Using distinct() Method
The distinct() method is the most straightforward approach for getting unique values from a column. It returns a new DataFrame containing only the distinct rows based on all columns in the DataFrame (or the selected subset).
from pyspark.sql import SparkSession
# Initialize Spark session
spark = SparkSession.builder.appName("UniqueValues").getOrCreate()
# Create sample DataFrame
data = [
("USA", "New York"),
("USA", "California"),
("Canada", "Toronto"),
("USA", "New York"),
("Mexico", "Mexico City"),
("Canada", "Vancouver")
]
df = spark.createDataFrame(data, ["country", "city"])
# Get unique countries
unique_countries = df.select("country").distinct()
unique_countries.show()
# Convert to Python list
countries_list = [row.country for row in unique_countries.collect()]

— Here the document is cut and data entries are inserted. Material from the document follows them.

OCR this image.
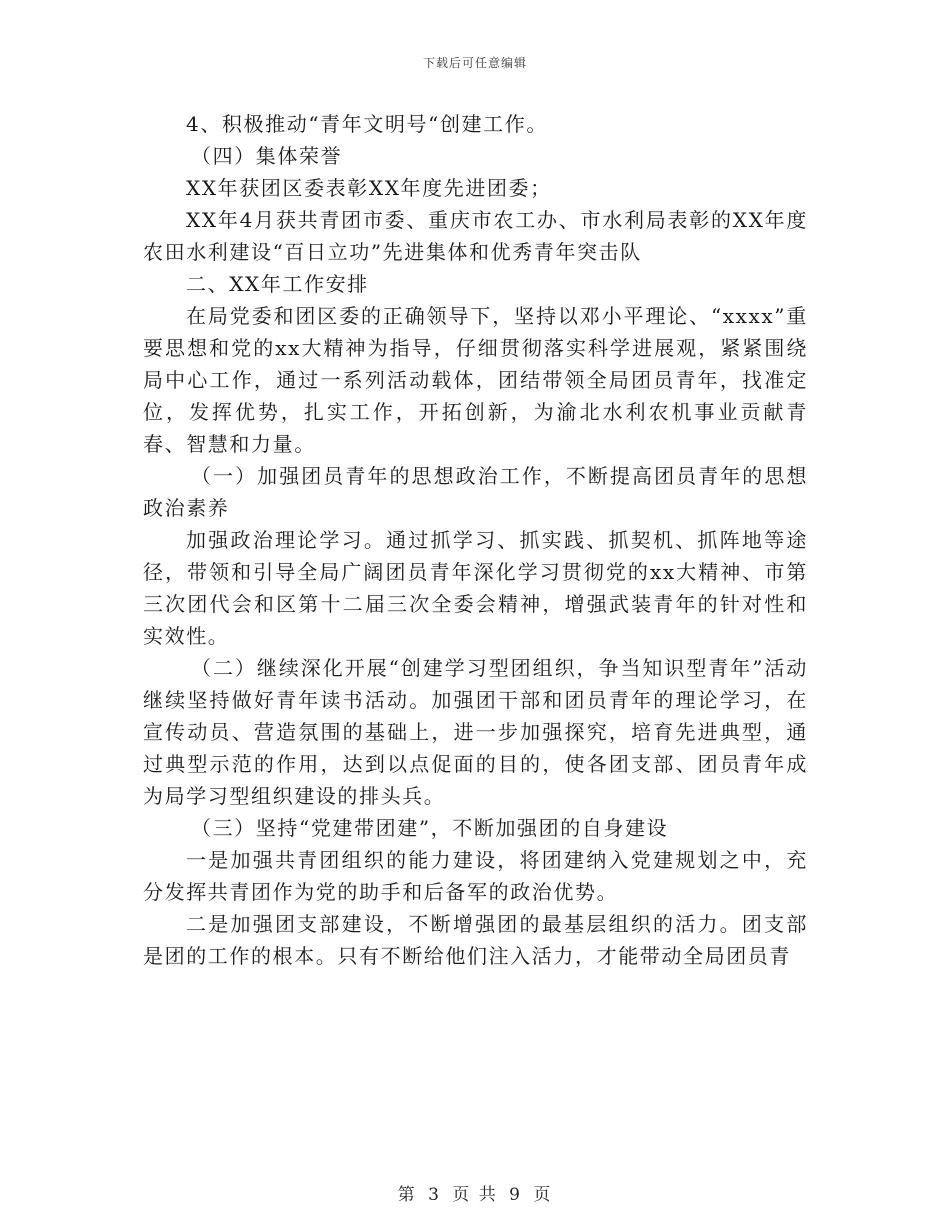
下载后可任意编辑

4、积极推动“青年文明号“创建工作。

（四）集体荣誉

XX年获团区委表彰XX年度先进团委；

XX年4月获共青团市委、重庆市农工办、市水利局表彰的XX年度农田水利建设“百日立功”先进集体和优秀青年突击队

二、XX年工作安排

在局党委和团区委的正确领导下，坚持以邓小平理论、“xxxx”重要思想和党的xx大精神为指导，仔细贯彻落实科学进展观，紧紧围绕局中心工作，通过一系列活动载体，团结带领全局团员青年，找准定位，发挥优势，扎实工作，开拓创新，为渝北水利农机事业贡献青春、智慧和力量。

（一）加强团员青年的思想政治工作，不断提高团员青年的思想政治素养

加强政治理论学习。通过抓学习、抓实践、抓契机、抓阵地等途径，带领和引导全局广阔团员青年深化学习贯彻党的xx大精神、市第三次团代会和区第十二届三次全委会精神，增强武装青年的针对性和实效性。

（二）继续深化开展“创建学习型团组织，争当知识型青年”活动继续坚持做好青年读书活动。加强团干部和团员青年的理论学习，在宣传动员、营造氛围的基础上，进一步加强探究，培育先进典型，通过典型示范的作用，达到以点促面的目的，使各团支部、团员青年成为局学习型组织建设的排头兵。

（三）坚持“党建带团建”，不断加强团的自身建设

一是加强共青团组织的能力建设，将团建纳入党建规划之中，充分发挥共青团作为党的助手和后备军的政治优势。

二是加强团支部建设，不断增强团的最基层组织的活力。团支部是团的工作的根本。只有不断给他们注入活力，才能带动全局团员青

第 3 页 共 9 页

print(countries_list) # ['USA', 'Canada', 'Mexico']
The distinct() method works on the entire row of the selected DataFrame. When you call df.select("country").distinct(), PySpark creates a new DataFrame with only the country column, then removes duplicate rows. This triggers a shuffle operation across your cluster to identify duplicates.
For getting a sorted list of unique values, chain the orderBy() method:
unique_countries_sorted = (df.select("country")
.distinct()
.orderBy("country")
.collect())
Using dropDuplicates() Method
The dropDuplicates() method provides more flexibility than distinct(), especially when working with DataFrames containing multiple columns. You can specify exactly which columns to consider when identifying duplicates.
# Drop duplicates based on country column only
unique_by_country = df.dropDuplicates(["country"])
unique_by_country.show()
# This keeps all columns but removes rows with duplicate countries
# Output includes city information for the first occurrence of each country
The key difference: distinct() considers all columns in the DataFrame, while dropDuplicates() lets you specify which columns matter for uniqueness. When you call dropDuplicates(["country"]), PySpark keeps the first row encountered for each unique country value, preserving all other columns.
# Get unique country-city combinations
unique_combinations = df.dropDuplicates(["country", "city"])
# Equivalent to:
unique_combinations_alt = df.distinct()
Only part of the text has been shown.